Passados cem anos, os descendentes destes imigrantes resolveram homenagear seus antepassados e no governo do prefeito Dr. Ademar Rezende de Andrade, em 12/08/1958 ergueram em praça pública um monumento de pedra, perpetuando assim a gratidão pela coragem e trabalho que eles dedicaram à sua nova Pátria.

Segue-se a leitura da crônica.

Nasci a 12 de junho de 1958, portanto tenho completos 35 anos. Tenho mais ou menos 1,70m.

Atualmente moro no bairro Borboleta, logo no início do bairro. Há pouco mais de um mês, exatamente no dia 17 de novembro de 1993, fui atropelado por um carro em desgoverno.

Atirado ao chão, sofri escoriações e ferido encontro-me até hoje. As pessoas passam, olham e alguns de curiosidade até chegam perto para avaliar meu sofrimento. Outros, nem isso, passam sem perceber que existo.

Fui batizado em 10 de agosto de 1958 e nesse dia a festa foi de arromba. Vieram delegações de várias partes da cidade, do estado, do Brasil e até do exterior para festejar com Juiz de Fora minha chegada. Meus padrinhos foram nada mais que S.A. Imperial D.Pedro de Orleans Bragança, o herdeiro do “trono brasileiro” e o Cônsul alemão em exercício à época.

O prefeito de Juiz de Fora era o saudoso Dr. Ademar Resende de Andrade, que anfitreou a solenidade do meu batismo. Nasci de um bloco de granito negro que foi trabalhado em forma triangular e em mim incrustadas três placas de bronze. “Numa o nome das autoridades legislativas e executivas da época da imigração (1858), na outra as mesmas autoridades de então (1958) e noutra, num emblema lembrando as indústrias da cidade, os seguintes dizeres: “Centenário da colônia alemã D.Pedro II” – 1858 – 1958 – 12 de junho”.

Sim, sou o marco da pedra que foi erigido originariamente na Praça Agassiz, Bairro Mariano Procópio, desta cidade e solenemente inaugurado do modo acima descrito.

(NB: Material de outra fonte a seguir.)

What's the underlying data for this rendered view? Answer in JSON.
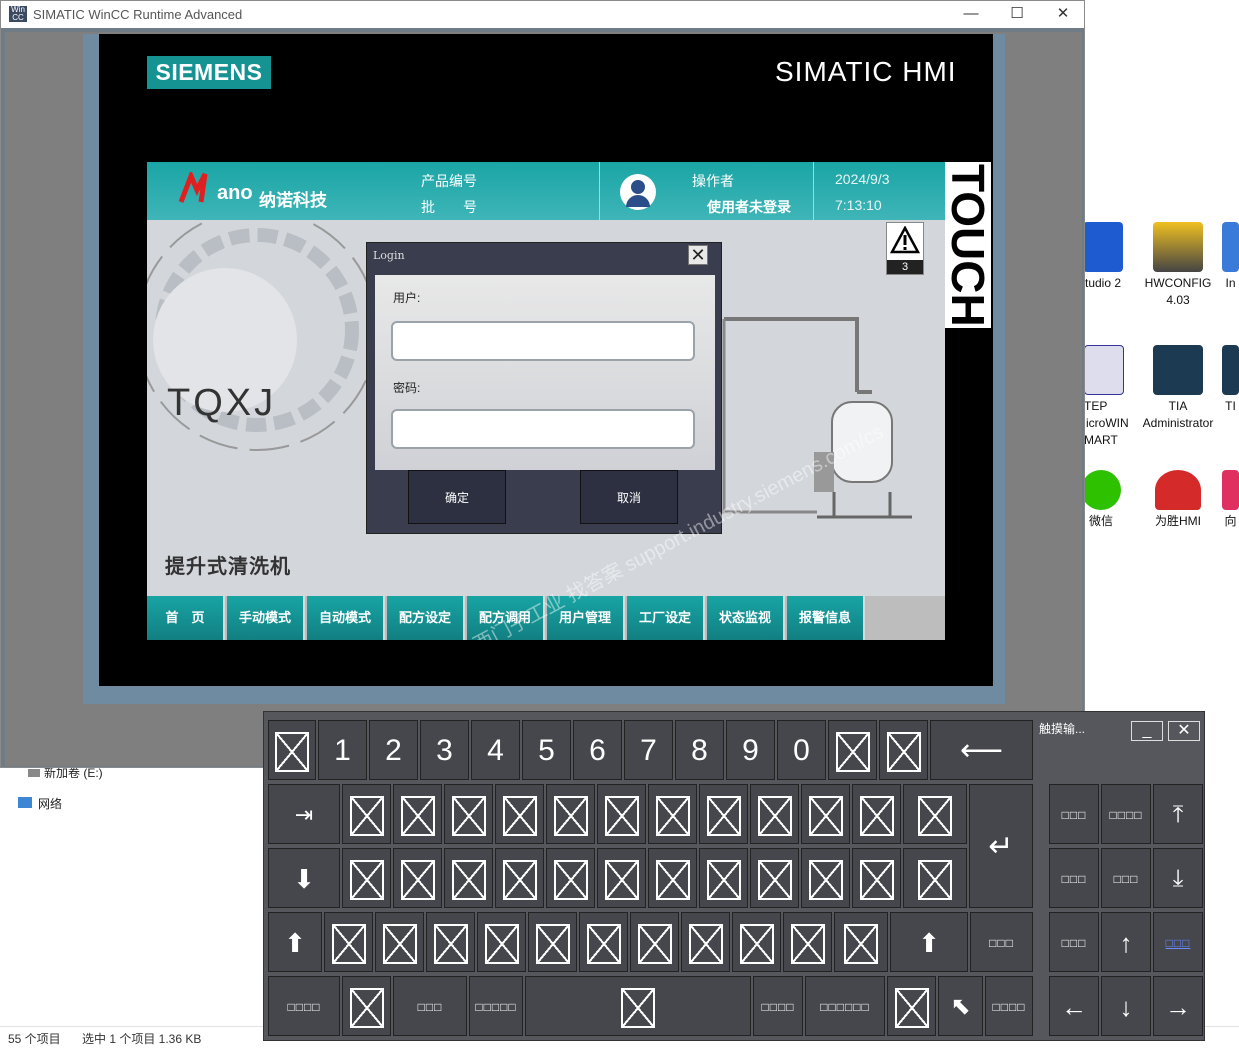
{
  "window": {
    "title": "SIMATIC WinCC Runtime Advanced",
    "minimize": "—",
    "maximize": "☐",
    "close": "✕"
  },
  "hmi": {
    "brand": "SIEMENS",
    "title": "SIMATIC HMI",
    "touch": "TOUCH"
  },
  "header": {
    "company": "纳诺科技",
    "product_label": "产品编号",
    "batch_label": "批　　号",
    "operator_label": "操作者",
    "operator_value": "使用者未登录",
    "date": "2024/9/3",
    "time": "7:13:10"
  },
  "alarm": {
    "count": "3"
  },
  "screen": {
    "logo_text": "TQXJ",
    "machine_title": "提升式清洗机"
  },
  "nav": [
    "首　页",
    "手动模式",
    "自动模式",
    "配方设定",
    "配方调用",
    "用户管理",
    "工厂设定",
    "状态监视",
    "报警信息"
  ],
  "login": {
    "title": "Login",
    "user_label": "用户:",
    "password_label": "密码:",
    "ok": "确定",
    "cancel": "取消"
  },
  "keyboard": {
    "title": "触摸输...",
    "digits": [
      "1",
      "2",
      "3",
      "4",
      "5",
      "6",
      "7",
      "8",
      "9",
      "0"
    ],
    "labels": {
      "k1": "□□□",
      "k2": "□□□□",
      "k3": "□□□",
      "k4": "□□□",
      "k5": "□□□",
      "k6": "□□□",
      "k7": "□□□□",
      "k8": "□□□",
      "k9": "□□□□□",
      "k10": "□□□□",
      "k11": "□□□□□□",
      "k12": "□□□□"
    }
  },
  "desktop": {
    "icons": [
      {
        "label": "tudio 2"
      },
      {
        "label": "HWCONFIG 4.03"
      },
      {
        "label": "In"
      },
      {
        "label": "STEP MicroWIN SMART"
      },
      {
        "label": "TIA Administrator"
      },
      {
        "label": "TI"
      },
      {
        "label": "微信"
      },
      {
        "label": "为胜HMI"
      },
      {
        "label": "向"
      }
    ],
    "drive": "新加卷 (E:)",
    "network": "网络",
    "status_count": "55 个项目",
    "status_selected": "选中 1 个项目  1.36 KB"
  },
  "watermark": "西门子工业 找答案 support.industry.siemens.com/cs"
}
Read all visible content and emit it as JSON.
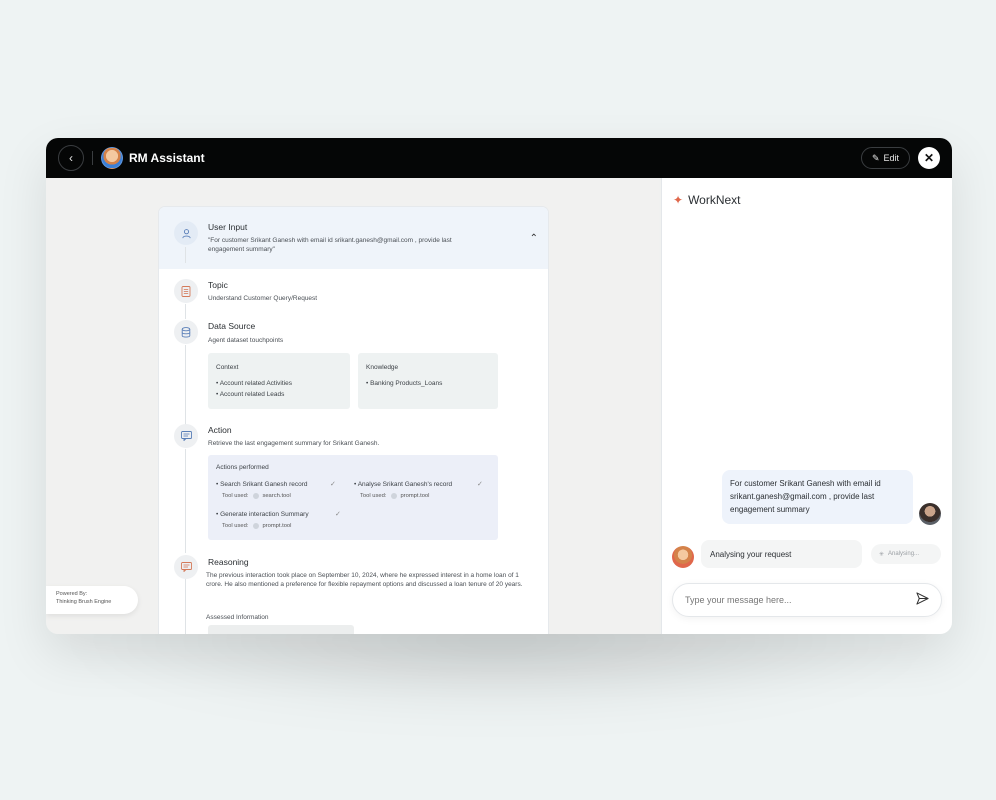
{
  "titlebar": {
    "title": "RM Assistant",
    "edit_label": "Edit"
  },
  "powered_by": {
    "line1": "Powered By:",
    "line2": "Thinking Brush Engine"
  },
  "flow": {
    "user_input": {
      "title": "User Input",
      "text": "\"For customer Srikant Ganesh with email id srikant.ganesh@gmail.com , provide last engagement summary\""
    },
    "topic": {
      "title": "Topic",
      "text": "Understand Customer Query/Request"
    },
    "data_source": {
      "title": "Data Source",
      "text": "Agent dataset touchpoints",
      "context_title": "Context",
      "context_items": [
        "• Account related Activities",
        "• Account related Leads"
      ],
      "knowledge_title": "Knowledge",
      "knowledge_items": [
        "• Banking Products_Loans"
      ]
    },
    "action": {
      "title": "Action",
      "text": "Retrieve the last engagement summary for Srikant Ganesh.",
      "performed_title": "Actions performed",
      "tool_used_label": "Tool used:",
      "items": [
        {
          "label": "• Search Srikant Ganesh record",
          "tool": "search.tool"
        },
        {
          "label": "• Analyse Srikant Ganesh's record",
          "tool": "prompt.tool"
        },
        {
          "label": "• Generate interaction Summary",
          "tool": "prompt.tool"
        }
      ]
    },
    "reasoning": {
      "title": "Reasoning",
      "text": "The previous interaction took place on September 10, 2024, where he expressed interest in a home loan of 1 crore. He also mentioned a preference for flexible repayment options and discussed a loan tenure of 20 years.",
      "assessed_title": "Assessed Information"
    }
  },
  "chat": {
    "title": "WorkNext",
    "user_message": "For customer Srikant Ganesh with email id srikant.ganesh@gmail.com , provide last engagement summary",
    "bot_message": "Analysing your request",
    "status": "Analysing...",
    "input_placeholder": "Type your message here..."
  },
  "colors": {
    "titlebar_bg": "#050606",
    "accent_star": "#e0674b",
    "user_bubble": "#eef3fb",
    "actions_box": "#eceff8"
  }
}
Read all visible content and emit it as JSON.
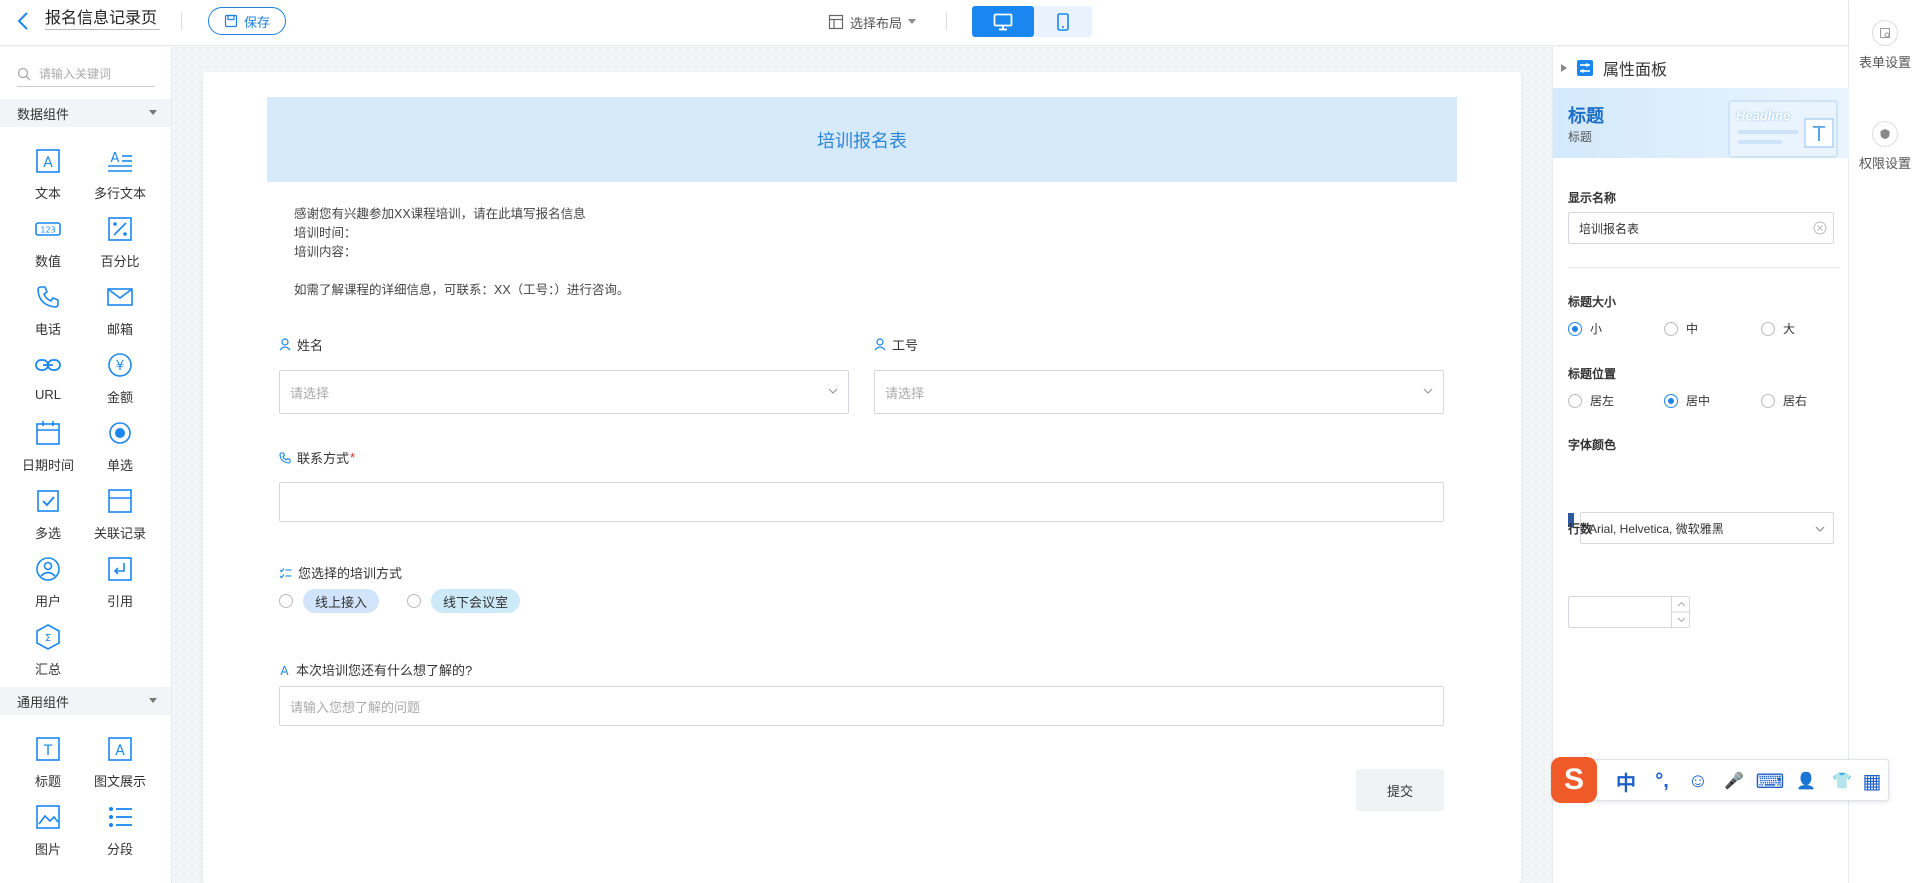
{
  "topbar": {
    "page_name": "报名信息记录页",
    "save_label": "保存",
    "layout_label": "选择布局"
  },
  "rail": {
    "form_settings": "表单设置",
    "permission_settings": "权限设置"
  },
  "palette": {
    "search_placeholder": "请输入关键词",
    "data_group": "数据组件",
    "data_items": [
      "文本",
      "多行文本",
      "数值",
      "百分比",
      "电话",
      "邮箱",
      "URL",
      "金额",
      "日期时间",
      "单选",
      "多选",
      "关联记录",
      "用户",
      "引用",
      "汇总"
    ],
    "general_group": "通用组件",
    "general_items": [
      "标题",
      "图文展示",
      "图片",
      "分段"
    ]
  },
  "form": {
    "title": "培训报名表",
    "intro": [
      "感谢您有兴趣参加XX课程培训，请在此填写报名信息",
      "培训时间：",
      "培训内容：",
      "",
      "如需了解课程的详细信息，可联系：XX（工号：）进行咨询。"
    ],
    "name_label": "姓名",
    "name_placeholder": "请选择",
    "id_label": "工号",
    "id_placeholder": "请选择",
    "contact_label": "联系方式",
    "contact_required": "*",
    "training_label": "您选择的培训方式",
    "training_options": [
      "线上接入",
      "线下会议室"
    ],
    "question_label": "本次培训您还有什么想了解的?",
    "question_placeholder": "请输入您想了解的问题",
    "submit_label": "提交"
  },
  "props": {
    "header": "属性面板",
    "component_title": "标题",
    "component_sub": "标题",
    "art_text": "Headline",
    "display_name_label": "显示名称",
    "display_name_value": "培训报名表",
    "size_label": "标题大小",
    "size_options": [
      "小",
      "中",
      "大"
    ],
    "size_selected": "小",
    "position_label": "标题位置",
    "position_options": [
      "居左",
      "居中",
      "居右"
    ],
    "position_selected": "居中",
    "font_color_label": "字体颜色",
    "font_value": "Arial, Helvetica, 微软雅黑",
    "rows_label": "行数"
  },
  "ime": {
    "logo": "S",
    "items": [
      "中",
      "°,",
      "☺",
      "🎤",
      "⌨",
      "👤",
      "👕",
      "▦"
    ]
  },
  "colors": {
    "accent": "#1a87f0",
    "title_band": "#d7eafc",
    "title_text": "#2e86d8"
  }
}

Lá, permaneci por muito tempo, no meio da praça onde pessoas transitavam e crianças brincavam alegremente à minha volta, até que um dia ...

Talvez por erosão, ou por desgaste em minhas bases, fui causador de uma morte. Um jovem foi esmagado por mim, após ter sido empurrado por um seu companheiro. Fui processado, julgado e condenado. Minha pena foi cumprida na reserva do Poço D’Antas. Lá, abandonado e esquecido, com mato e terras à minha volta, fiquei interditado por muito tempo ...

Até que, por ocasião da IV FESTA ALEMÃ, em setembro de 1990, reassumida após 15 (quinze) anos pelos descendentes dos imigrantes alemãs residentes no bairro Borboleta fui lembrado e tirado do ostracismo.

Após ingentes esforços junto à administração municipal, que dizia não ser possível reerguer-me novamente em praça pública, já que era réu culpado e condenado, e, mais ainda, prova de um crime, conseguiu-se, com a ajuda do vereador do bairro, José Mauro Krepk, também descendente de colonos imigrantes, como este articulista, levar-me até o “ponto geográfico-histórico” onde uma bifurcação marca o início da Colônia de Baixo (Borboleta) e a estrada que levava e leva até as regiões da Colônia de Cima (São Pedro) e lá, fui novamente erigido numa pracinha construída pela Prefeitura especialmente para receber-me.

Para evitar-se novamente acidentes como o da Praça Agassiz, quando fui condenado por assassinato, fui “empalado”, isto é, perfurado com uma broca até o meio, e fui assentado sobre um ferro chumbado ao chão.

Um dia... pude então me redimir, compensando a morte que causei em tempos idos, se é que poderia haver compensação “in casu”.

Um automóvel Opala, descendo o Caminho Largo ou Caminho da Mindoca, atual Rua José Lourenço, movido à álcool, (o carro e/ou o motorista), desgovernou-se e em alta velocidade se aproximava do lugar onde eu estava.

Um grupinho de crianças, que se dirigia à Escola da Borboleta, estava passando pelo local e seria fatalmente atingido pelo carro, quando então me coloquei no trajeto do bólide. O motorista já havia pulado do veículo em movimento e a batida foi espetacular.

O carro parou incontinenti, me derrubando ao solo e desfazendo-se sua frente. As crianças, distantes cerca de cinco metros, apavoradas, assistiam a cena, entendendo que foram salvas pelo meu gesto heróico.

Apesar de fortemente fixo nas bases, do modo acima descrito, não foi suficiente para evitar minha queda, devido ao forte impacto do automóvel desgovernado.

Um povo que não se preocupa com seu patrimônio cultural, que não cultua seu passado, que futuro espera?